By Fred Mitchell: software division head at Drive Control Corporation (DCC)

As organisations continue to transition their networking and IT infrastructures to cloud, it is becoming harder to ignore the opportunities and benefits that come with multi-cloud environments.

For one, a multi-cloud approach provides business with the flexibility to manage and protect data across different environments – private and public.
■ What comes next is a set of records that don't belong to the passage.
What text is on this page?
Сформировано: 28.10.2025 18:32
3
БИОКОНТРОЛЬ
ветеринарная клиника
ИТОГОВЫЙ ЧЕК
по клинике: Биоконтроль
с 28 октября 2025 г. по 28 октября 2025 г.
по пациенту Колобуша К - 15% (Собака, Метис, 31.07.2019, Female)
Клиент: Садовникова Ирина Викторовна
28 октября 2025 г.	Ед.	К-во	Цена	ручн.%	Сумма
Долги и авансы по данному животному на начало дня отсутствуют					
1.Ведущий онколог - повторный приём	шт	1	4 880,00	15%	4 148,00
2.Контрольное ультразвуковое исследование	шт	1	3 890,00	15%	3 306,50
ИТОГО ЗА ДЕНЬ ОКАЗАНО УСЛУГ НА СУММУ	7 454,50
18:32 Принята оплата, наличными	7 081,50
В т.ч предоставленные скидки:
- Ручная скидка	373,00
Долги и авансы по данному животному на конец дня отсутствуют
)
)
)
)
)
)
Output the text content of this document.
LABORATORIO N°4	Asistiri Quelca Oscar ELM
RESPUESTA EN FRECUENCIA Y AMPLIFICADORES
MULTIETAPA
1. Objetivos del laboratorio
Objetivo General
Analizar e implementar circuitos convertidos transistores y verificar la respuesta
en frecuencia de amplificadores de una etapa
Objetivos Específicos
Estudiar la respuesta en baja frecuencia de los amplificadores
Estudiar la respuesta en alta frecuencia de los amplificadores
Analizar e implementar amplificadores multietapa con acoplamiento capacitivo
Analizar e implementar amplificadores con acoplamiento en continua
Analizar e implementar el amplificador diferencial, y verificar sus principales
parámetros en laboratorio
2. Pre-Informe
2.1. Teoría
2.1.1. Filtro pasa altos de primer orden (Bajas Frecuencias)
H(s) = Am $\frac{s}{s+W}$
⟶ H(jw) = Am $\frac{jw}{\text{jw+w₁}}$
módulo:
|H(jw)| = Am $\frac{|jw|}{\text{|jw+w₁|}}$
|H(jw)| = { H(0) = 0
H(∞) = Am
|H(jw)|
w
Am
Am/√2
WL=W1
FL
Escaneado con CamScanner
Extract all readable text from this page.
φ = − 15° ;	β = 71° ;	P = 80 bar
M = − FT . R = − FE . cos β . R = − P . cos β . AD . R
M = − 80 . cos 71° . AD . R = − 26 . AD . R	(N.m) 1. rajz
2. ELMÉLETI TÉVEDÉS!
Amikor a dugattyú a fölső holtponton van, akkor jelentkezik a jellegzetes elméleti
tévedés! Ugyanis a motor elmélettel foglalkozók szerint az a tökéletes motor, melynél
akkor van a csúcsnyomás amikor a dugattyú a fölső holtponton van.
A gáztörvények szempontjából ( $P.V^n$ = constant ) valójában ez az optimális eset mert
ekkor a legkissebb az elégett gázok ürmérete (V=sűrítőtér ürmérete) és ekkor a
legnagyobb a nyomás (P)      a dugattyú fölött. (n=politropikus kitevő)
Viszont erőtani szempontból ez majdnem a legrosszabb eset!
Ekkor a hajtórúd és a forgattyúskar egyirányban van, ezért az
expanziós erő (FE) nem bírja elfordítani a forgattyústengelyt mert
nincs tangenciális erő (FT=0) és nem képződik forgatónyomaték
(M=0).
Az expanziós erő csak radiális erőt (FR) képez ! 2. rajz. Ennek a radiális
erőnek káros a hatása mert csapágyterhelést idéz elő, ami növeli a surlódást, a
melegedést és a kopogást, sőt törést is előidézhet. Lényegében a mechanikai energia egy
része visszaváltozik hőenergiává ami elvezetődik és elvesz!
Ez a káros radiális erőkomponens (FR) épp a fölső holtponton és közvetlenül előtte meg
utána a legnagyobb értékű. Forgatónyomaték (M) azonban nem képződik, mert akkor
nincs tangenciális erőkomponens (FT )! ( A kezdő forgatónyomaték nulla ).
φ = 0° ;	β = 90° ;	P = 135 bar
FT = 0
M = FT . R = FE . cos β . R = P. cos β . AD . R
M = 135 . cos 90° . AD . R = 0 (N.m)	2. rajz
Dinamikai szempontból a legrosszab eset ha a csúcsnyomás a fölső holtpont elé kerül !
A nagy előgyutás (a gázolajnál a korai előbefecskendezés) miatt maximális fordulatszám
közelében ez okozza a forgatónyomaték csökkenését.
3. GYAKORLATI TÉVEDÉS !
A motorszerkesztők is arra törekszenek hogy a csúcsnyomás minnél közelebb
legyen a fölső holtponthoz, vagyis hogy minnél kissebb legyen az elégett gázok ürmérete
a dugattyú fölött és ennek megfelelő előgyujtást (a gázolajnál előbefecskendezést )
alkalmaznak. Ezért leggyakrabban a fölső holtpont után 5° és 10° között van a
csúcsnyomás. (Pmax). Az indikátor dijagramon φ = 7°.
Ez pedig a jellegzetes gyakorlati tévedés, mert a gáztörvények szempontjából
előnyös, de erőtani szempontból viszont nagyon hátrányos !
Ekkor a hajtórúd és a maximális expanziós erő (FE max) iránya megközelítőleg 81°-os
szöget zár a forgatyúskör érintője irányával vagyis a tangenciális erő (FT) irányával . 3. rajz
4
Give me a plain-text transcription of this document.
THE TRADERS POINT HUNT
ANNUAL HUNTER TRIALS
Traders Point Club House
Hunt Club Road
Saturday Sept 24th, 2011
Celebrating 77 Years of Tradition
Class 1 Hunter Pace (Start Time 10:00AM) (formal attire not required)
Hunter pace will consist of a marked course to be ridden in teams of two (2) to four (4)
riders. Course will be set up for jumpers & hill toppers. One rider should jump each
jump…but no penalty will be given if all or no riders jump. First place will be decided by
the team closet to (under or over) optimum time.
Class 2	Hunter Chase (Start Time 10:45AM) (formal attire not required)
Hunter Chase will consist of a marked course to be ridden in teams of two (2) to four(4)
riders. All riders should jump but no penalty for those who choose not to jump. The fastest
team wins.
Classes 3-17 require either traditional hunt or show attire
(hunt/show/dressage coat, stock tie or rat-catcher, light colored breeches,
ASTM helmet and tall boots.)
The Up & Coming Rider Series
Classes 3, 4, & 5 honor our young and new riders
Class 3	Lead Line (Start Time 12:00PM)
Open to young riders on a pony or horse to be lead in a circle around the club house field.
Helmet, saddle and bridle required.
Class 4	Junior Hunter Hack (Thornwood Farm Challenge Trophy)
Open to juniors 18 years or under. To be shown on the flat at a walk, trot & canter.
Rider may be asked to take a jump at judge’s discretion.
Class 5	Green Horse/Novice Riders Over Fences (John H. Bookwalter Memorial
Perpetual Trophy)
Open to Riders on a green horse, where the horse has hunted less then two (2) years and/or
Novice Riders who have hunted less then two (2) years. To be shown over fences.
Maintaining this freedom, choice, control, and agility is crucial for future growth as well as meeting regulatory and statutory requirements.

The move towards multi-cloud is driven by several requirements and resultant benefits:

* Flexible – being locked into a single cloud vendor, or a single type of cloud infrastructure does not always provided flexibility needed to control costs, maintain control over information and the ability to evolve as more cloud operations become available.

* Cost-effective – it provides enterprises with the freedom to select the best products and services for their business needs.

* From technology to business – instead of reinventing the wheel each time businesses create their own cloud, there is a growing awareness of the value of sharing key components of multi-cloud infrastructures.

Key to this business-driven discussion is the acceptance and evolution of the idea some call industry cloud platforms or vertical industry clouds. These are multi-cloud infrastructures with built-in, modular functionality tailored to a specific vertical industry.

Verticals are leading the charge

We’re seeing vertical industries such as banking, healthcare, telco, and manufacturing leading the multi-cloud movement. It allows these sectors to share an agile platform already supported by a portfolio of baked-in, industry-specific, pre-packaged business capabilities directly relevant for their individual industries.

These modular components can then be easily customised or swapped in-or-out to fit an organisation’s business operations or needs.

Furthermore, adopting a business or industry multi-cloud model will also speed the transition to cloud for many organisations.

A vertical industry multi-cloud will essence contain built-in yet customisable capabilities a top CRM provider or HR software provider offer their customers. However, it goes far beyond any single vertical Software-as-a-Service (SaaS) solution.

Only multi-cloud infrastructures offer this kind of industry-specific or vertical cloud platform adaptability. Multi-cloud allows enterprises to make the leap from familiar cloud services to creating new cloud platforms with the agility to far more easily and quickly be adapted to new business opportunities, changing business circumstances, or technology innovations.

Industry-model, multi-cloud infrastructures offer many enterprises with the best solution for a decentralised networking environment. The benefits of these industry-specific clouds include:

* Adaptability;

* Business functionality; and

* Innovation.

Multi-cloud is the future of enterprise IT; it delivers differentiated services at scale while remaining secure and compliant with regulatory frameworks around the globe.